Sudan general blamed for brutal massacre says those responsible will be sent to the 'gallows'

The deputy leader of Sudan's military junta, Mohammad Hamdan Daglo, is widely seen as responsible for the killing of 118 protesters earlier this month.
3 min read
16 June, 2019
Deputy leader Himedti has been accused of wide ranging human rights abuses [AFP]
The deputy leader of Sudan's military junta promised on Sunday to deliver to the "gallows" those responsible for the brutal massacre earlier this month during which more than a hundred people were killed.

"We are working hard to take those who did this to the gallows," deputy leader Mohammad Hamdan Daglo said on Sunday in a speech broadcast on state television.

"Whoever committed any fault" will be held accountable, he added.

Dagalo, known by his nickname Hemedti, is widely seen by protesters to be responsible for the bloody crackdown.

Hemedti is also the commander of the Rapid Support Forces (RSF) - an officialised offshoot of the Janjaweed militias, notorious for their role in alleged war crimes and genocide in the Darfur conflict - which protesters say led the raid on a thousands-strong Khartoum sit-in on the last day of Ramadan.

As Janjaweed forces stormed the sit-in, they are accused of having brutally beaten protesters, raped demonstrators and doctors, looted stores and civilians and shot dozens of people dead.

At least 40 bodies of those murdered at the vast sit-in site were thrown into the river Nile, many of them weighed down in an apparent attempt to hide the extent of the massacre, the Central Committee for Sudanese Doctors (CCSD) said.

The crackdown continued for days as Janjaweed forces roamed the city.

At the same time, the ruling military junta closed off Sudan from access to the internet, a measure still being imposed almost two weeks later.
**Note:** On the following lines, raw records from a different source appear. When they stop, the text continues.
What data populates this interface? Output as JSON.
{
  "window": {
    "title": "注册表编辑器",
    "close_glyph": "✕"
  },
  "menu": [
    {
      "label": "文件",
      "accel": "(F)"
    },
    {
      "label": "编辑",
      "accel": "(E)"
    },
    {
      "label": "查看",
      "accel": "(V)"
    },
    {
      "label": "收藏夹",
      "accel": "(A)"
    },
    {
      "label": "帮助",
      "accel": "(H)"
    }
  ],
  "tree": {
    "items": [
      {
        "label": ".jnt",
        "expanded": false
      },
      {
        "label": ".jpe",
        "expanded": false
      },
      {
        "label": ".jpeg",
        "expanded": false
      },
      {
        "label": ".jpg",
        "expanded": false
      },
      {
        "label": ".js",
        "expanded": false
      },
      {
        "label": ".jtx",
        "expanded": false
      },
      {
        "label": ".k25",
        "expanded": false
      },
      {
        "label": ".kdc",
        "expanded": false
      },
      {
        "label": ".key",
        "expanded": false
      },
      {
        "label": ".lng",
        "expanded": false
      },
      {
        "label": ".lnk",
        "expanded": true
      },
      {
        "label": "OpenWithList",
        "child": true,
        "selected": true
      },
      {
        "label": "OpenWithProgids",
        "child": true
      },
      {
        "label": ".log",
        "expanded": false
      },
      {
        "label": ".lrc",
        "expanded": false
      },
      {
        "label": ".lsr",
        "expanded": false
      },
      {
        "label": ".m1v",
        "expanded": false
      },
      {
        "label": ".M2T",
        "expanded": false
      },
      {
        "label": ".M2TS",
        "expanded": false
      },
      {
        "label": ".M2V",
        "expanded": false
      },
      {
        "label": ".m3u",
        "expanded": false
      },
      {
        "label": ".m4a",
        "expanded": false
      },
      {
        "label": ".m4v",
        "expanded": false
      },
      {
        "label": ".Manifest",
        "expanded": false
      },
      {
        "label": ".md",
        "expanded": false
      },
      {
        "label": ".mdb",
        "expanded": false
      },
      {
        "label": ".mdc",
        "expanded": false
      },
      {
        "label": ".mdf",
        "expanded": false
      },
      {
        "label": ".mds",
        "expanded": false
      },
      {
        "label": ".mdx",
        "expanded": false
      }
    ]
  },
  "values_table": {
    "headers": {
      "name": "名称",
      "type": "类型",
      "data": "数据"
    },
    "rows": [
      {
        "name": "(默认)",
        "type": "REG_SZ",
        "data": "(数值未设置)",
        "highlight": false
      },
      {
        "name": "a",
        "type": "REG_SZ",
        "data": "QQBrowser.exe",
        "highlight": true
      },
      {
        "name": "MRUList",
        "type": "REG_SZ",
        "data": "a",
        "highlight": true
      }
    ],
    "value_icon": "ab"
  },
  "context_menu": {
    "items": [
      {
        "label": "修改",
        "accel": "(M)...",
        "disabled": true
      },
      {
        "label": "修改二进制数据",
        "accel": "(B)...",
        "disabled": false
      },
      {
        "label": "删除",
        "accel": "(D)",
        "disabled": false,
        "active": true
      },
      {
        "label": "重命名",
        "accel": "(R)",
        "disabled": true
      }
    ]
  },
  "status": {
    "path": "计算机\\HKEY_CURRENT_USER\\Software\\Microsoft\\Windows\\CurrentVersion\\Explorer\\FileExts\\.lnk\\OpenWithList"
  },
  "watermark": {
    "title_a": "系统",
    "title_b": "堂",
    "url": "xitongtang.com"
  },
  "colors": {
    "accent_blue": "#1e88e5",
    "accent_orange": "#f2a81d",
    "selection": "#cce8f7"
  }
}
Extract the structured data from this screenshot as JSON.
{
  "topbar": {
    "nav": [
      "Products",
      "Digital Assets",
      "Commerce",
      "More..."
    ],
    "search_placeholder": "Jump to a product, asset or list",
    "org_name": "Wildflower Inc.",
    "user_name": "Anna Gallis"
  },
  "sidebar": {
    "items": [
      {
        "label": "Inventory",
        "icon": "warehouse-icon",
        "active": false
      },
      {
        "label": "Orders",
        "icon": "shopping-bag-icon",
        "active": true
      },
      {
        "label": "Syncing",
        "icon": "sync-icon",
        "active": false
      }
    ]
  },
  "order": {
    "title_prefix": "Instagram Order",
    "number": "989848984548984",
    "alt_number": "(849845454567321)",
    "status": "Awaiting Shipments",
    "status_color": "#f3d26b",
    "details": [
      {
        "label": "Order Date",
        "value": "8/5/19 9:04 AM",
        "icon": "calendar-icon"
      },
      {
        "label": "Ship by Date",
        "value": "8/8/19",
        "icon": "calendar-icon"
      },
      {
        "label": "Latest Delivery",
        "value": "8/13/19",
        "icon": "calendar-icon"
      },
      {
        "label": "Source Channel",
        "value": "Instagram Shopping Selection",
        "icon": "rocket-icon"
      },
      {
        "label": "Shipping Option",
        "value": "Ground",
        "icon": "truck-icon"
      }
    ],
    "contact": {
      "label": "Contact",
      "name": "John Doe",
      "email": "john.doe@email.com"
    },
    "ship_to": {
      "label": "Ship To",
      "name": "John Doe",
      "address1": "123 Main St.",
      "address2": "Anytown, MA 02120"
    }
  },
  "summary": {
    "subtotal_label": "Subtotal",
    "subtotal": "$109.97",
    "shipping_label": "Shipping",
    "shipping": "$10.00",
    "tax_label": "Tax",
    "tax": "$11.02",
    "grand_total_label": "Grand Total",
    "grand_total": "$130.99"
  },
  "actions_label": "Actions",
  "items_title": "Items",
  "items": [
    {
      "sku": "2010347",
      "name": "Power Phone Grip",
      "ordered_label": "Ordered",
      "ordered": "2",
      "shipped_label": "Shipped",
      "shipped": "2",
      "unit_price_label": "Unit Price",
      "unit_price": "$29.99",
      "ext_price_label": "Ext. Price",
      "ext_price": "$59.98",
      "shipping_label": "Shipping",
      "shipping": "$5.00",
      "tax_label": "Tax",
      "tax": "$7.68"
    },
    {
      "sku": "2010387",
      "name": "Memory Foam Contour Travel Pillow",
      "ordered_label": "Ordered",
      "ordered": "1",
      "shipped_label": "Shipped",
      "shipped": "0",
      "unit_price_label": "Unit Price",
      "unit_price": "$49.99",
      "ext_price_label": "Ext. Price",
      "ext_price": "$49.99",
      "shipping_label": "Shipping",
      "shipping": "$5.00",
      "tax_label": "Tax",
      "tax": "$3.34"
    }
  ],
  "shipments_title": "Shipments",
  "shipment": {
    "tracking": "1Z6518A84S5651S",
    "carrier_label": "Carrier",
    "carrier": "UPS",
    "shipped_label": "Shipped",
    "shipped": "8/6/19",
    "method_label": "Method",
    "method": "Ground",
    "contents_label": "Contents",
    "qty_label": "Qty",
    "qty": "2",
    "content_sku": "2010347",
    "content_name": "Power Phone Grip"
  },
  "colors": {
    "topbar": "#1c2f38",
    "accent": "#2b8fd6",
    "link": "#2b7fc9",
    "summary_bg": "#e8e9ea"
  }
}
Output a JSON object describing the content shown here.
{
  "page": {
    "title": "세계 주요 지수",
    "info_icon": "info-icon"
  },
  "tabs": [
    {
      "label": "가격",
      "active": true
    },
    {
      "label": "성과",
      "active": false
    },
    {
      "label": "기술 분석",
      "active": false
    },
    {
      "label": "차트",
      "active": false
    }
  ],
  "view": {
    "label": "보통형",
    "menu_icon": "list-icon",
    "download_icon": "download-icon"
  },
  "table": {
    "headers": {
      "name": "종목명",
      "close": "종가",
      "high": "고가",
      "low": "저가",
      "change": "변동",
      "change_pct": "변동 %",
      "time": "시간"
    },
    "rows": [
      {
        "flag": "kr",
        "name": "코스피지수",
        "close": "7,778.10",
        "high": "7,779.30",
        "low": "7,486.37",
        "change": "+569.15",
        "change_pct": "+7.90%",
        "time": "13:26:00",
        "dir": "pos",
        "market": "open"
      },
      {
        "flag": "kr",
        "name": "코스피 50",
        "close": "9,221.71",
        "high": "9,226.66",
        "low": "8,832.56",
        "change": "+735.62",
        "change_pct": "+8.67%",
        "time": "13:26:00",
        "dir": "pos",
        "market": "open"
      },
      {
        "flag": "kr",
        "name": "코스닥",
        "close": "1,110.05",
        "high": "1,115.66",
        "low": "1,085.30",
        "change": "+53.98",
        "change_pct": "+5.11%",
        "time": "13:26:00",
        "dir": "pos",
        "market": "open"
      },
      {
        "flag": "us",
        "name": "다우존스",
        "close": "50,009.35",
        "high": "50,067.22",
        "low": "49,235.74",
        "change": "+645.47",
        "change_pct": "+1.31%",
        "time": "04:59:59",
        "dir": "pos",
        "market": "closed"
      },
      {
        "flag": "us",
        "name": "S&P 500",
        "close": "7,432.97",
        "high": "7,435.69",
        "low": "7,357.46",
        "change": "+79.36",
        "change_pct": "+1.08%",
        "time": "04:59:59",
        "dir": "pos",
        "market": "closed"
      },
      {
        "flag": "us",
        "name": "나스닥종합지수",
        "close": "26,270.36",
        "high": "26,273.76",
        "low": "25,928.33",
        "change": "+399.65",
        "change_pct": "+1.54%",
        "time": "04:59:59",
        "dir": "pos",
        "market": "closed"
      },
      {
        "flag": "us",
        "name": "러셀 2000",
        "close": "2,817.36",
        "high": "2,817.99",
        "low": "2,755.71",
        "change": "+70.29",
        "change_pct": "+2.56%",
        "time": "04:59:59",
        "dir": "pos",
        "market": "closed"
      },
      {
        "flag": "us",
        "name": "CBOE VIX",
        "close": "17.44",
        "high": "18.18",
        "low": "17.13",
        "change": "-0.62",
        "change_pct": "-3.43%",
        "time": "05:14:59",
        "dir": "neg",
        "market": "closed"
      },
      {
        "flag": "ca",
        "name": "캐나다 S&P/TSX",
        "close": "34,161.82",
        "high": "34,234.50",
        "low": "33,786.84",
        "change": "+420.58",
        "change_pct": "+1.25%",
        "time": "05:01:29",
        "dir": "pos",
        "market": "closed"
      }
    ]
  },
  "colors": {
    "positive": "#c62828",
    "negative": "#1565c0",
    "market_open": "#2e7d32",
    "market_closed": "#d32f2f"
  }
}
The military junta has been trying to establish a narrative of "infiltration" to explain the violent dispersal of the sit-in.

In the immediate wake of the violence, the generals pinned the violence on "infiltrators" from an area close to the sit-in site, dubbed "Colombia" and known as a hotbed for alcohol and drug use.

Since then, the junta have elaborated on this theory, expounding warnings of men taking up arms and heading for the capital, and showing a New York Times reporter a booty of liquor, condoms and guns allegedly confiscated from demonstrators.

Hemedti, in an interview with The New York Times, claimed demonstrators had "provoked" soldiers with actions such as revealing their private parts.

Military junta spokesman Shams al-Deen al-Kabbashi on Thursday denied the military had ordered the massacre, instead claiming it had planned the clearance of the "Colombia" area only.

Brigadier Abderrahim Badr al-Deen, spokesman for an investigative committee into the crackdown set up by the junta, claimed initial findings showed "officers and soldiers of different ranks from [the] regular forces entered the sit-in without any orders from their superiors".

Those troops, he said, were not those who had been ordered to clear the "Colombia" area.

Sudanese protesters have been quick to dismiss those claims, insisting that the evidence of who dispersed the sit-in and how is clear.